Socrates polished off the remainder of his starter and took a satisfyingly large swallow of cheap Bulgarian white. Dry, with a gravelly texture, lemony overtones, fruity underbelly, a long nose and a rare skin condition.

'Suppose you've got a point,' he said. 'Anyway, I always thought that wee Jerry was a pain in the arse, myself. Vicious little bastard. Vicious.'

They were arranged around the table for maximum effect, with regards to the situation of eight men and only three women. Arnie Medlock had free range at Dillinger, with Barney left to stew in his jealousy and pent-up testosterone more than three seats away. Annie Webster had Sammy Gilchrist on one side and Billy Hamilton on the other, and was constantly being dragged between the two. And just to keep them both on edge, she continually sent enticing looks the way of the legendary Barney Thomson – who had so far completely failed to notice. He had caught her eye once, but he'd thought she'd been having trapped-wind trouble. Meanwhile, Ellie Winters was surrounded by Bobby Dear, Fergus Flaherty and Morty Goldman, all of whom were vying for her attention; although Goldman was only doing it in a strange, silent, non-interactive kind of way. They all supposed themselves in with a chance, and despite Winters' general dislike of the opposite sex, fifteen glasses of wine and she could be anyone's. Of the assembled company only Socrates was uninterested. Or perhaps just playing it cool.

The dining room was hung with huge pictures of boring men in red riding jackets and austere women with that
I've been standing here for fifteen hours in this enormous dress; I'm starving, I'm dying for a pee, I could kill for a Marlboro Light, and I can't wait to be emancipated
look on their faces. The cornices had been carved by master craftsmen of old – craftsmen for whom angels sang and elves wove spells of necromancy and magic, and who had been smoking large quantities of drugs. The sideboard was bedecked with crystal and silver, the dining table was large and opulent, the drapes thick velvet, the fireplace sixteenth-century Venetian; a chandelier hung above the table, lights sparkling in opalescence. A Christmas tree, decorated as if by Cary Grant in
The Bishop's Wife
, shone in the corner.

'Fucking flash gaffe this, i'n't it?' said Socrates, for he was a man who needed conversation.

'Aye,' said Barney after a while, the question again taking its time to penetrate.

'You seem distracted, mate,' said Socrates.

Barney nodded and pushed the remainder of his starter away from him.

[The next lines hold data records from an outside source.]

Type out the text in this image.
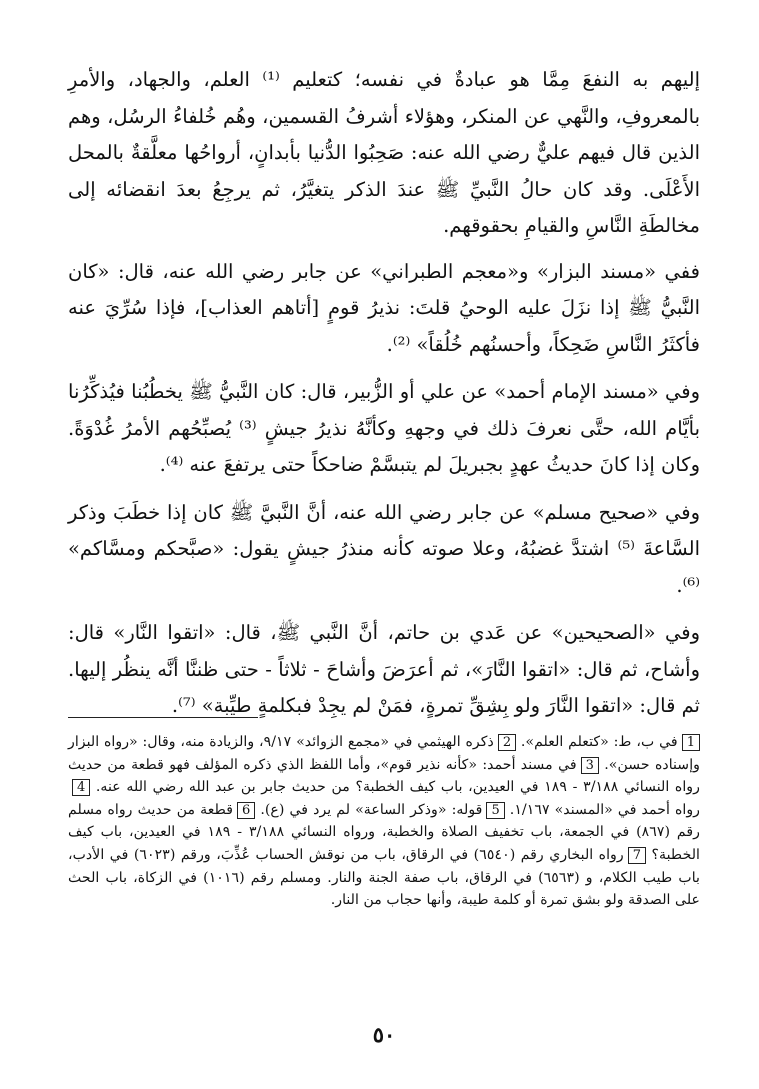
إليهم به النفعَ مِمَّا هو عبادةٌ في نفسه؛ كتعليم ⁽¹⁾ العلم، والجهاد، والأمرِ بالمعروفِ، والنَّهي عن المنكر، وهؤلاء أشرفُ القسمين، وهُم خُلفاءُ الرسُل، وهم الذين قال فيهم عليٌّ رضي الله عنه: صَحِبُوا الدُّنيا بأبدانٍ، أرواحُها معلَّقةٌ بالمحل الأَعْلَى. وقد كان حالُ النَّبيِّ ﷺ عندَ الذكر يتغيَّرُ، ثم يرجِعُ بعدَ انقضائه إلى مخالطَةِ النَّاسِ والقيامِ بحقوقهم.
ففي «مسند البزار» و«معجم الطبراني» عن جابر رضي الله عنه، قال: «كان النَّبيُّ ﷺ إذا نزَلَ عليه الوحيُ قلتَ: نذيرُ قومٍ [أتاهم العذاب]، فإذا سُرِّيَ عنه فأكثَرُ النَّاسِ ضَحِكاً، وأحسنُهم خُلُقاً» ⁽²⁾.
وفي «مسند الإمام أحمد» عن علي أو الزُّبير، قال: كان النَّبيُّ ﷺ يخطُبُنا فيُذكِّرُنا بأيَّام الله، حتَّى نعرفَ ذلك في وجههِ وكأنَّهُ نذيرُ جيشٍ ⁽³⁾ يُصبِّحُهم الأمرُ غُدْوَةً. وكان إذا كانَ حديثُ عهدٍ بجبريلَ لم يتبسَّمْ ضاحكاً حتى يرتفعَ عنه ⁽⁴⁾.
وفي «صحيح مسلم» عن جابر رضي الله عنه، أنَّ النَّبيَّ ﷺ كان إذا خطَبَ وذكر السَّاعةَ ⁽⁵⁾ اشتدَّ غضبُهُ، وعلا صوته كأنه منذرُ جيشٍ يقول: «صبَّحكم ومسَّاكم» ⁽⁶⁾.
وفي «الصحيحين» عن عَدي بن حاتم، أنَّ النَّبي ﷺ، قال: «اتقوا النَّار» قال: وأشاح، ثم قال: «اتقوا النَّارَ»، ثم أعرَضَ وأشاحَ - ثلاثاً - حتى ظننَّا أنَّه ينظُر إليها. ثم قال: «اتقوا النَّارَ ولو بِشِقِّ تمرةٍ، فمَنْ لم يجِدْ فبكلمةٍ طيِّبة» ⁽⁷⁾.
1في ب، ط: «كتعلم العلم». 2ذكره الهيثمي في «مجمع الزوائد» ٩/١٧، والزيادة منه، وقال: «رواه البزار وإسناده حسن». 3في مسند أحمد: «كأنه نذير قوم»، وأما اللفظ الذي ذكره المؤلف فهو قطعة من حديث رواه النسائي ٣/١٨٨ - ١٨٩ في العيدين، باب كيف الخطبة؟ من حديث جابر بن عبد الله رضي الله عنه. 4رواه أحمد في «المسند» ١/١٦٧. 5قوله: «وذكر الساعة» لم يرد في (ع). 6قطعة من حديث رواه مسلم رقم (٨٦٧) في الجمعة، باب تخفيف الصلاة والخطبة، ورواه النسائي ٣/١٨٨ - ١٨٩ في العيدين، باب كيف الخطبة؟ 7رواه البخاري رقم (٦٥٤٠) في الرقاق، باب من نوقش الحساب عُذِّبَ، ورقم (٦٠٢٣) في الأدب، باب طيب الكلام، و (٦٥٦٣) في الرقاق، باب صفة الجنة والنار. ومسلم رقم (١٠١٦) في الزكاة، باب الحث على الصدقة ولو بشق تمرة أو كلمة طيبة، وأنها حجاب من النار.
٥٠
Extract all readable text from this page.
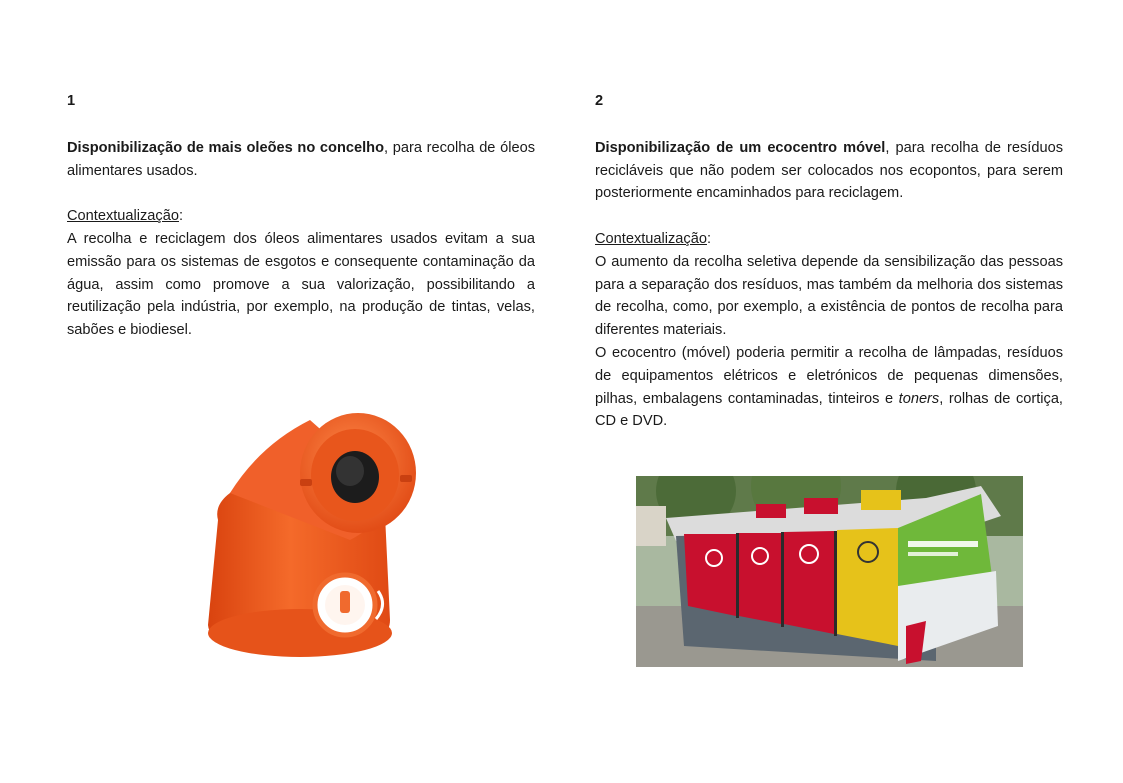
1

Disponibilização de mais oleões no concelho, para recolha de óleos alimentares usados.

Contextualização:

A recolha e reciclagem dos óleos alimentares usados evitam a sua emissão para os sistemas de esgotos e consequente contaminação da água, assim como promove a sua valorização, possibilitando a reutilização pela indústria, por exemplo, na produção de tintas, velas, sabões e biodiesel.

2

Disponibilização de um ecocentro móvel, para recolha de resíduos recicláveis que não podem ser colocados nos ecopontos, para serem posteriormente encaminhados para reciclagem.

Contextualização:

O aumento da recolha seletiva depende da sensibilização das pessoas para a separação dos resíduos, mas também da melhoria dos sistemas de recolha, como, por exemplo, a existência de pontos de recolha para diferentes materiais.

O ecocentro (móvel) poderia permitir a recolha de lâmpadas, resíduos de equipamentos elétricos e eletrónicos de pequenas dimensões, pilhas, embalagens contaminadas, tinteiros e toners, rolhas de cortiça, CD e DVD.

Arnie Medlock was on the verge of success. He could tell. The two of them were almost smooching. If they started that up, Barney might as well go home; a walk to the nearest bus station, however far it was in the pouring rain, and he could be gone. No problem.

'Fancy our Katie, do you?' said Socrates, following the doleful look of Barney across the great expanse of the table to the far side of the room. Barney was no longer one for bullshit and lies. Not after all he'd been through.

'Aye,' he said. 'I do.'

'Well go for it, then, Big Man.'

Barney turned to look at Socrates, gestured up the table at the two of them, Dillinger whispering some seeming affection in Medlock's ear, and shrugged his shoulders.

'Ach, don't you worry about that, Big Man,' said Socrates. 'Medlock's full of shite. Always makes his move every year, never gets anywhere. Reckon Katie's a lesbo myself, which doesn't do you much good either, but at least Medlock won't be feasting on her the night, know what I mean? So I think you just ought to charge in there and take control. You're a hard bastard, mate, are you no'? I've read all about you in the papers.'

Barney gave him a sideways glance. If only he'd known. But then maybe he'd get more respect from these people if they believed all that nonsense.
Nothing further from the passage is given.